The results showed in Table 1 allow one to observe that the initial (\({y}_{0}\)) and maximum (\({y}_{\mathrm{max}}\)) concentrations of each specie in the experiments were close to each other. The closer \({y}_{0}\) values in the experiments with inoculated medium is a good indicator that the inoculation procedure was well conducted and the closer \({y}_{\mathrm{max}}\) values is a good indicator that the maximum concentration of each microbial species tends to an average value, in which such average values can be fixed in the model. The averages of all the \({h}_{0}\) values (1.91, 1.25, 1.90, 0.31, 1.26, 0.42, 0.54, 1.04, 2.10, 2.20, 1.81, and 1.47 for S. thermophilus, and 2.23, 2.08, 2.63, 1.02, 1.94, 0.00, 0.17, 0.85, 3.23, 3.83, 2.98, and 2.27 for L. bulgaricus) of each species (\({h}_{0,av}\)) were higher than 0, suggesting that both bacteria showed adaptation phases, corresponding to a higher adaptation for L. bulgaricus than S. thermophilus. The \({h}_{0,av}\) estimates presented satisfactory 95% confidence intervals, since the adaptation time in the bacterial growth (related to the physiological state of cells, as shown in Eq. (8)) is the most uncertain parameter [7].

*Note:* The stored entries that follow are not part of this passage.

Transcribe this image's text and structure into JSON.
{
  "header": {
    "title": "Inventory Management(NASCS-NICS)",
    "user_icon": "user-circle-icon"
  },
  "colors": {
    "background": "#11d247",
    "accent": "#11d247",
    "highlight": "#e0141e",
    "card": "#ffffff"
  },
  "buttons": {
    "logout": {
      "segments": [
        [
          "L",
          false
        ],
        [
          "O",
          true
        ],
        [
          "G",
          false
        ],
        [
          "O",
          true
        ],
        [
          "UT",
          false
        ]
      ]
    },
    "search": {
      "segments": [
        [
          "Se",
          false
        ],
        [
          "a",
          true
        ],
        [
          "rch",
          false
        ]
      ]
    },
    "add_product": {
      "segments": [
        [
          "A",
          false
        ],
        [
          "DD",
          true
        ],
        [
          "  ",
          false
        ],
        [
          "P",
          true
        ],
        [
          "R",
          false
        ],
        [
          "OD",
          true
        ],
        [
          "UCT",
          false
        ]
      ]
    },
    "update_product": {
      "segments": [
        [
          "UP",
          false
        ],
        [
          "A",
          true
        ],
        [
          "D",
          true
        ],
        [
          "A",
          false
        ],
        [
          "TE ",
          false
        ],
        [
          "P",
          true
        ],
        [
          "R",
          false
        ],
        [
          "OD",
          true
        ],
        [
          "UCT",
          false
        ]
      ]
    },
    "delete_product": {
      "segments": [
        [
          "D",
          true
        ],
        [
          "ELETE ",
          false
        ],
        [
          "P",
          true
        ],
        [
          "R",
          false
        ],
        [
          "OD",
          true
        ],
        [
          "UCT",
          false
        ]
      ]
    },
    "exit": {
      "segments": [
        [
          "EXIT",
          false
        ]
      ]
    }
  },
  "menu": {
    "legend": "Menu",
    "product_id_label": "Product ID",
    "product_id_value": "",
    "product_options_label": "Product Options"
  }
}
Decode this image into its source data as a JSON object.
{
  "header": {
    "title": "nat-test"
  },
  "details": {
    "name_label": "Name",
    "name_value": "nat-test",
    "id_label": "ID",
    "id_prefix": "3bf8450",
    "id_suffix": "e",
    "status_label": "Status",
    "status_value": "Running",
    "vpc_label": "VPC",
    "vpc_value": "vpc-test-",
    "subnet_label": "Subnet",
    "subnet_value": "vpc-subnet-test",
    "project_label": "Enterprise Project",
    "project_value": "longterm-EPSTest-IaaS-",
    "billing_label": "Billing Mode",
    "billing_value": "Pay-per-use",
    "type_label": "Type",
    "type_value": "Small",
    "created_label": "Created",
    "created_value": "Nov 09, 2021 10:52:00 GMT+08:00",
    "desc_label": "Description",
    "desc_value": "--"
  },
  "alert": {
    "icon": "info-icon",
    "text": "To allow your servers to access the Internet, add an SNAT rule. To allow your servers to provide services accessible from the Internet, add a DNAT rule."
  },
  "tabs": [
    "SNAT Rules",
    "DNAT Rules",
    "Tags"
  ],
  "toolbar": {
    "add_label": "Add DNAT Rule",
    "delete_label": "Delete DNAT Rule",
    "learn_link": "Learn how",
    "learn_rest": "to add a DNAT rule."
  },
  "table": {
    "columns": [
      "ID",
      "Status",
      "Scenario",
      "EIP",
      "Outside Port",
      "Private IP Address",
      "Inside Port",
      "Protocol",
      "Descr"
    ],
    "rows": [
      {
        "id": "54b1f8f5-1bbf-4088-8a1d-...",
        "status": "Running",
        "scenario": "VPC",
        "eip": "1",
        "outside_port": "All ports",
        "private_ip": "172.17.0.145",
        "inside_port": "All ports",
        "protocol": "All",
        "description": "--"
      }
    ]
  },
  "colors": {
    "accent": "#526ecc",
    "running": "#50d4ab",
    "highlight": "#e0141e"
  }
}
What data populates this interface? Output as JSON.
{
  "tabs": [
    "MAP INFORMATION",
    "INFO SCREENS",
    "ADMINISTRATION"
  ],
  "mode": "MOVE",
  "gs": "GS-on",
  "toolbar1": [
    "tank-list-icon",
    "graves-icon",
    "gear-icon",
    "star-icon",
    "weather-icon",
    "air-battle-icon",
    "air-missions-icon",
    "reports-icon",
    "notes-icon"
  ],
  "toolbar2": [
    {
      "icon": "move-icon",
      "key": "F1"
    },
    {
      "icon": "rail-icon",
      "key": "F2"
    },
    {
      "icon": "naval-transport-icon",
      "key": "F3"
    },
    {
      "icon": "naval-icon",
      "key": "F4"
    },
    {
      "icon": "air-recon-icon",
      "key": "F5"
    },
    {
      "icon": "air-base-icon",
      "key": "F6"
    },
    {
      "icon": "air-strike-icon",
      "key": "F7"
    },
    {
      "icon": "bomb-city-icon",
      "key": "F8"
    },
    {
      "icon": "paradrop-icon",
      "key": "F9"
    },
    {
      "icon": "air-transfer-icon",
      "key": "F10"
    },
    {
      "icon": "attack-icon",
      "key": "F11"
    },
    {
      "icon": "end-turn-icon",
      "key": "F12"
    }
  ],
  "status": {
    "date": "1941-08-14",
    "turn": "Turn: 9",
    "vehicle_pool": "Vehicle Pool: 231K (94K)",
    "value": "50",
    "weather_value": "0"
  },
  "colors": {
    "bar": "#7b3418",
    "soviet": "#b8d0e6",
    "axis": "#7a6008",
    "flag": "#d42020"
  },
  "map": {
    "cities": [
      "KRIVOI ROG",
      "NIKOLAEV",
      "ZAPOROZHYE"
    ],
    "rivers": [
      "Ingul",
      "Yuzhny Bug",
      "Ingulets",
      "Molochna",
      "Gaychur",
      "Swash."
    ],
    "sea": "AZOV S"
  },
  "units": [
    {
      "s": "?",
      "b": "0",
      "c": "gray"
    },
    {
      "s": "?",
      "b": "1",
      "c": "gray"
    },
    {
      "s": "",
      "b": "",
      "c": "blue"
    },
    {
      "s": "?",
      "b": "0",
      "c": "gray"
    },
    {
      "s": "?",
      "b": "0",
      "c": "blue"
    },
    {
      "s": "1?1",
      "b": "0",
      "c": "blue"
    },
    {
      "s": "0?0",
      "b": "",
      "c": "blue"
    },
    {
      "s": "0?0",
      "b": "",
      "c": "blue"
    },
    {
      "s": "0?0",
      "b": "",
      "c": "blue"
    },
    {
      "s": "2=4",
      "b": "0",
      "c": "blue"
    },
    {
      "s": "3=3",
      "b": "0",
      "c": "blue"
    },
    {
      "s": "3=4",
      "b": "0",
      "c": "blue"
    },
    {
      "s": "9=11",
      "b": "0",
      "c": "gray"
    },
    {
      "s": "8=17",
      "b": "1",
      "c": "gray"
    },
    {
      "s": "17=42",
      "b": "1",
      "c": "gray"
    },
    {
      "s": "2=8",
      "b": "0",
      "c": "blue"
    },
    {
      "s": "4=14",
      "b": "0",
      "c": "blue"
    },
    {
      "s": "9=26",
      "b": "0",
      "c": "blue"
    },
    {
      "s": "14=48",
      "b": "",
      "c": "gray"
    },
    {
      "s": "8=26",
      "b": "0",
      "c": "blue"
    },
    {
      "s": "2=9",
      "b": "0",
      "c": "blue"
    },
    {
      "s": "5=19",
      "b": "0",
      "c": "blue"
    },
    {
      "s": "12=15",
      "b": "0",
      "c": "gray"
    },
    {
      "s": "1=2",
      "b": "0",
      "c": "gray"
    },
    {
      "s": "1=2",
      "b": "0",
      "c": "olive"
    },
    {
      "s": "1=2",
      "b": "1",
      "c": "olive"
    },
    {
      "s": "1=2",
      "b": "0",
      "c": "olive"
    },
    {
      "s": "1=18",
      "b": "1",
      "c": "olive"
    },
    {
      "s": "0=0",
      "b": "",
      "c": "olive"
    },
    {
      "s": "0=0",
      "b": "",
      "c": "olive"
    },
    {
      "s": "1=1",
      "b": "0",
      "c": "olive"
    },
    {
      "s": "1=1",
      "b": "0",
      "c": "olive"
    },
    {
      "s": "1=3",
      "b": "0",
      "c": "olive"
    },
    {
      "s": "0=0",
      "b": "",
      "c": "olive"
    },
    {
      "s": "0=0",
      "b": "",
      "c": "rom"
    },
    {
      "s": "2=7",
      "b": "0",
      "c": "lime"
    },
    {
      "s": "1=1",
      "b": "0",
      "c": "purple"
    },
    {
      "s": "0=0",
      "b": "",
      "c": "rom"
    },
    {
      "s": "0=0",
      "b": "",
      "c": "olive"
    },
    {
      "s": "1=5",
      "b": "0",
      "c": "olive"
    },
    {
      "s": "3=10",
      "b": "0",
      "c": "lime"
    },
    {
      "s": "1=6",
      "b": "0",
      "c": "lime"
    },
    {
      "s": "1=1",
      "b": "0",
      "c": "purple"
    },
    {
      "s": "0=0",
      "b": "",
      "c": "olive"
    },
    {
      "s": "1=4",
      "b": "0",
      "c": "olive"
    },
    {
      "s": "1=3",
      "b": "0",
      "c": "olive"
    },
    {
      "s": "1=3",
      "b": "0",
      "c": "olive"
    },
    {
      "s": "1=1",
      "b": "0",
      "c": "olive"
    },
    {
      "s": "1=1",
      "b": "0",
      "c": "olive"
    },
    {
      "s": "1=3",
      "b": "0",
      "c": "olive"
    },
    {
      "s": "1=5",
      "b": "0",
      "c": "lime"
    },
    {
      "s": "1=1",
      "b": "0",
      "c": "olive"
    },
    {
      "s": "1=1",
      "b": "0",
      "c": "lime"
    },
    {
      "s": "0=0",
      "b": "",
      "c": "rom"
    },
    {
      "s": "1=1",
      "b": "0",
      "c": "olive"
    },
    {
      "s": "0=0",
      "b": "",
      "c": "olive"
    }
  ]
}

The \({\mu}_{\max}\) model parameter showed narrower 95% confidence intervals and high dependences on \(T\) and \(\mathrm{pH}\). One can see a priori that, in general, lower and higher values of \(T\) in the experimental range lead to lower values of \({\mu }_{\mathrm{max}}\) for both bacteria, while intermediate values of \(T\) lead to higher values of \({\mu }_{\mathrm{max}}\). On the other hand, in general, lower values of \(\mathrm{pH}\) in the experimental range lead to lower and higher values of \({\mu }_{\mathrm{max}}\) for S. thermophilus and L. bulgaricus, respectively, while higher values of \(pH\) lead to the opposite (higher and lower values of \({\mu }_{\mathrm{max}}\) for S. thermophilus and L. bulgaricus, respectively). These dependences were quantitatively described by the secondary model (by \({\upgamma }_{\mathrm{T}}\) and \({\upgamma }_{\mathrm{pH}}\)), as follows, in which the observation of the trends indicates the appropriate form of the model.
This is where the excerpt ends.